Celebrating Hispanic Heritage Month
What is Hispanic Heritage Month and Who is it About?
The United States of America dedicates a month (September 15th-October 15th) to honor the contributions of Americans whose ancestors came from Spain, Mexico, the Caribbean, and Central and South America. Before we go further into learning about this month, we have to learn the details behind the word “Hispanic”. What does Hispanic really mean? There are some people who distinguish themselves between being Latino/Latinx versus Hispanic.
Being Hispanic relates to being from a Spanish-speaking country of origin, so this term is relatable for those who can trace their origin back from Spain or Latin America. The key thing to be aware of is that not every country in the listed regions are Spanish speaking. For example, Brazil resides in South America but it is predominantly a Portuguese-speaking country. Latino/Latinx people, however, are people who trace their origins from Latin America (Central America, South America, Mexico, and the Caribbean) and speak any of the Romance languages (Spanish, French, Portuguese, etc.), which does include Brazil.
Regardless of these two differences, when the U.S. Census Bureau asks a person in their questionnaire “is this person of Hispanic, Latino, or Spanish origin?” They let each person identify however they want to identify. This is like the approach of the holiday. Those who identify as Hispanic, Latino or both can choose to be a considered part of this celebration or not due to the open definition of the people who it intends to raise awareness for: “ancestors who came from Spain, Mexico, the Caribbean, and Central and South America.” This also includes those who are a part of the Latinx community as well!
Why is This Month Important?
For people who do not identify as Latinx or Hispanic, this month is a good opportunity to learn about and celebrate cultures that are different from your own. In 1968, Hispanic heritage month was created by President Johnson and it was originally celebrated for a week. It still recognized the contributions of the Hispanic culture. But, in 1988, President Reagan expanded the celebration to a whole month to cover a span that includes the Independence days for a group of Latin American countries: Costa Rica, El Salvador, Guatemala, Honduras, Nicaruaga, Mexico, and Chile.
Spotlight: Ballet Hispánico
Ballet Hispanico is a dance company based in New York City that celebrates the Hispanic and Latino culture. “Ballet Hispánico brings communities together to celebrate and explore Latino cultures through innovative dance productions, transformative dance training, and community engagement.” Their mission truly reflects everything they do.

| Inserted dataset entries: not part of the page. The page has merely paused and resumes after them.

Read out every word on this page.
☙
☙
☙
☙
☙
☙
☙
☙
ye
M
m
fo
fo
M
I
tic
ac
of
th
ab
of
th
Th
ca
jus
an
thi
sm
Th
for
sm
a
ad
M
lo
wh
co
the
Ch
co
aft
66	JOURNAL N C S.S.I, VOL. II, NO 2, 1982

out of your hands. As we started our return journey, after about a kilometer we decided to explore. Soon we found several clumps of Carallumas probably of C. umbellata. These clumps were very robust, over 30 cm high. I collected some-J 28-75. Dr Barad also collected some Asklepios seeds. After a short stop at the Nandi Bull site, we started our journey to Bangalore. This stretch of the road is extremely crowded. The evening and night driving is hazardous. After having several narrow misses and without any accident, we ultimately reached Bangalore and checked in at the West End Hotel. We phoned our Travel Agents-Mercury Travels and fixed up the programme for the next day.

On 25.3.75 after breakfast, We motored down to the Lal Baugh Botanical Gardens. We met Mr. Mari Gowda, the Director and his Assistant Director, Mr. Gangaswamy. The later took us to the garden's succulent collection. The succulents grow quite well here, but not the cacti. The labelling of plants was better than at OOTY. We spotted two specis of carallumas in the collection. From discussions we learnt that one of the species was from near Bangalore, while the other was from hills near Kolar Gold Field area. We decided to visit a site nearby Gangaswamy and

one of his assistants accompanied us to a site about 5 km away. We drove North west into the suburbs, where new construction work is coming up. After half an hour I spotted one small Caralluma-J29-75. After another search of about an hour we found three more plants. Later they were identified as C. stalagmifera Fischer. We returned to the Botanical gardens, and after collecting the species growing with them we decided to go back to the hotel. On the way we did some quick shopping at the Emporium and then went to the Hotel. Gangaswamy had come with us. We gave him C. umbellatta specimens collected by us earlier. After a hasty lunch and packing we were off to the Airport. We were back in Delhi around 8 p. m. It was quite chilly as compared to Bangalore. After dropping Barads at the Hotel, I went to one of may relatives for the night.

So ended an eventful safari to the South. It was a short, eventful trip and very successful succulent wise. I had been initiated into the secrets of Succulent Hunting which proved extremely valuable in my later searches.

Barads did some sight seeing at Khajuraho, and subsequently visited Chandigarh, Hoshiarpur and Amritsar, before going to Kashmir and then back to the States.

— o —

It was founded by Tina Ramirez and was intended to be a performing arts troupe in 1970. The dancers were originally Flamenco dancers. Ramirez served as the artistic director until 209 when Eduardo Vilaro stepped into her role.
Today, Ballet Hispánico is a fusion of Ballet, contemporary dance, and variations of Latin dances including salsa, merengue, cha-cha-cha, mambo, and Samba. This company teaches audiences about Latino subcultures through their performances. The company engages undeserved communities with the use of arts partnerships like arts in education and performing in schools to highlight Latino culture through dance.
Since Vilaro’s leadership, there is an increased fusion of contemporary dance and ballet with in their dance pieces. Vilaro’s vision reflects the Latino and Hispanic cultures evolving. As the cultures evolve he wants the dance performances to reflect the evolution while still honoring the Latin and Hispanic roots.
“Culture’s not static. Culture, and especially immigrant culture, fuses with the American culture… it adds to the fabric of our nation.”
What Does Ballet Hispánico Look Like Today?
The main influences that often reflect the dance depends on who choreographs the piece itself. According to Vilaro, each dance can be a reflection of the choreographers’ cultural background. Therefore, some pieces are based on someone’s experience of being caught between two cultures. Some pieces are based on modern takes on classics like the musical Carmen. Other pieces addresses the Latinx experience involving discrimination, gender roles, stereotypes, and today’s changing climate. Regardless of who choreographed a piece, there is something for everyone.